Asking how their day was at school is a great start but think about ways to extend that
Go around the dinner table and have everyone participate in their highs and lows for the day. Explore how these situations were handled and let your children know that parents are not impervious to these lows either. Children can often become embarrassed to talk about their lower points of the day, thinking that they are disappointing someone if they are not doing well. By show casing that adults, especially parents, go through similar ups and downs it normalizes those feelings for parents.
If talking doesn’t work, that’s okay!
Kids are some of the most creative people I have ever met.
Have them draw their feelings out such as having them draw what they look like when they are sad, nervous, mad, and happy.

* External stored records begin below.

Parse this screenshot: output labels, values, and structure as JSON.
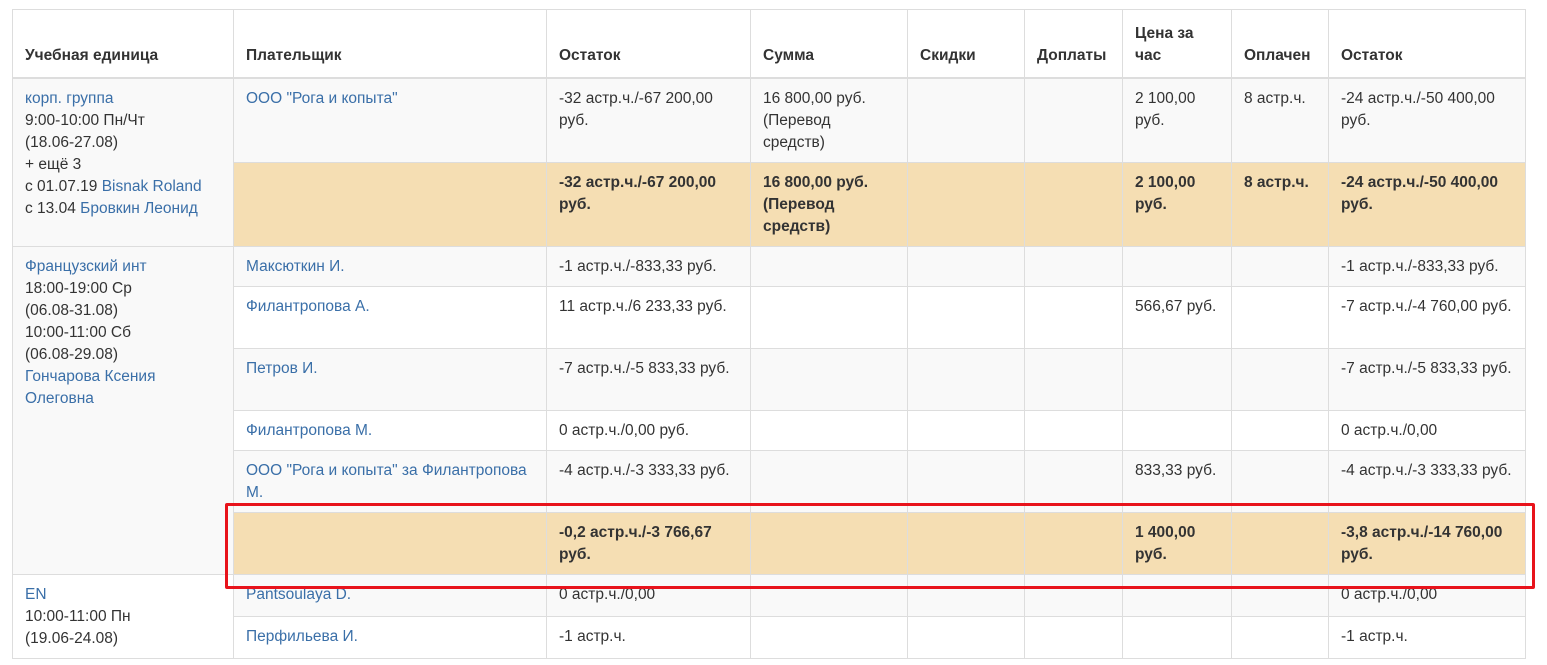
{
  "headers": {
    "unit": "Учебная единица",
    "payer": "Плательщик",
    "balance_start": "Остаток",
    "sum": "Сумма",
    "discounts": "Скидки",
    "surcharges": "Доплаты",
    "price_per_hour": "Цена за час",
    "paid": "Оплачен",
    "balance_end": "Остаток"
  },
  "groups": [
    {
      "unit": {
        "name": "корп. группа",
        "schedule": [
          "9:00-10:00 Пн/Чт",
          "(18.06-27.08)",
          "+ ещё 3"
        ],
        "teachers": [
          {
            "prefix": "с 01.07.19 ",
            "name": "Bisnak Roland"
          },
          {
            "prefix": "с 13.04 ",
            "name": "Бровкин Леонид"
          }
        ]
      },
      "rows": [
        {
          "payer": "ООО \"Рога и копыта\"",
          "balance_start": "-32 астр.ч./-67 200,00 руб.",
          "sum": "16 800,00 руб. (Перевод средств)",
          "discounts": "",
          "surcharges": "",
          "price": "2 100,00 руб.",
          "paid": "8 астр.ч.",
          "balance_end": "-24 астр.ч./-50 400,00 руб."
        }
      ],
      "total": {
        "balance_start": "-32 астр.ч./-67 200,00 руб.",
        "sum": "16 800,00 руб. (Перевод средств)",
        "discounts": "",
        "surcharges": "",
        "price": "2 100,00 руб.",
        "paid": "8 астр.ч.",
        "balance_end": "-24 астр.ч./-50 400,00 руб."
      }
    },
    {
      "unit": {
        "name": "Французский инт",
        "schedule": [
          "18:00-19:00 Ср",
          "(06.08-31.08)",
          "10:00-11:00 Сб",
          "(06.08-29.08)"
        ],
        "teacher": "Гончарова Ксения Олеговна"
      },
      "rows": [
        {
          "payer": "Максюткин И.",
          "balance_start": "-1 астр.ч./-833,33 руб.",
          "sum": "",
          "discounts": "",
          "surcharges": "",
          "price": "",
          "paid": "",
          "balance_end": "-1 астр.ч./-833,33 руб."
        },
        {
          "payer": "Филантропова А.",
          "balance_start": "11 астр.ч./6 233,33 руб.",
          "sum": "",
          "discounts": "",
          "surcharges": "",
          "price": "566,67 руб.",
          "paid": "",
          "balance_end": "-7 астр.ч./-4 760,00 руб."
        },
        {
          "payer": "Петров И.",
          "balance_start": "-7 астр.ч./-5 833,33 руб.",
          "sum": "",
          "discounts": "",
          "surcharges": "",
          "price": "",
          "paid": "",
          "balance_end": "-7 астр.ч./-5 833,33 руб."
        },
        {
          "payer": "Филантропова М.",
          "balance_start": "0 астр.ч./0,00 руб.",
          "sum": "",
          "discounts": "",
          "surcharges": "",
          "price": "",
          "paid": "",
          "balance_end": "0 астр.ч./0,00"
        },
        {
          "payer": "ООО \"Рога и копыта\" за Филантропова М.",
          "balance_start": "-4 астр.ч./-3 333,33 руб.",
          "sum": "",
          "discounts": "",
          "surcharges": "",
          "price": "833,33 руб.",
          "paid": "",
          "balance_end": "-4 астр.ч./-3 333,33 руб."
        }
      ],
      "total": {
        "balance_start": "-0,2 астр.ч./-3 766,67 руб.",
        "sum": "",
        "discounts": "",
        "surcharges": "",
        "price": "1 400,00 руб.",
        "paid": "",
        "balance_end": "-3,8 астр.ч./-14 760,00 руб."
      }
    },
    {
      "unit": {
        "name": "EN",
        "schedule": [
          "10:00-11:00 Пн",
          "(19.06-24.08)"
        ]
      },
      "rows": [
        {
          "payer": "Pantsoulaya D.",
          "balance_start": "0 астр.ч./0,00",
          "sum": "",
          "discounts": "",
          "surcharges": "",
          "price": "",
          "paid": "",
          "balance_end": "0 астр.ч./0,00"
        },
        {
          "payer": "Перфильева И.",
          "balance_start": "-1 астр.ч.",
          "sum": "",
          "discounts": "",
          "surcharges": "",
          "price": "",
          "paid": "",
          "balance_end": "-1 астр.ч."
        }
      ]
    }
  ],
  "colors": {
    "link": "#3a6fa8",
    "total_row_bg": "#f5deb3",
    "highlight_border": "#e8131b",
    "stripe_bg": "#f9f9f9",
    "border": "#dddddd"
  }
}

After they have drawn this, have your child explain to you a time that have felt this way. When your child is doing this, work on hearing them and supporting them without judgement or anger. Talking about feelings or how we express feelings can even be explored in visual communication as well such as the movie Inside Out. What a great movie to showcase how feelings work and how we all have them! Use this as a tool to help guide conversations about your child’s feelings.
Overall, let your kiddo be the expert in their own feelings and be supportive in their communication with you. Opening up can be scary for a child, acknowledge the courage that it took for them to talk about these things with you!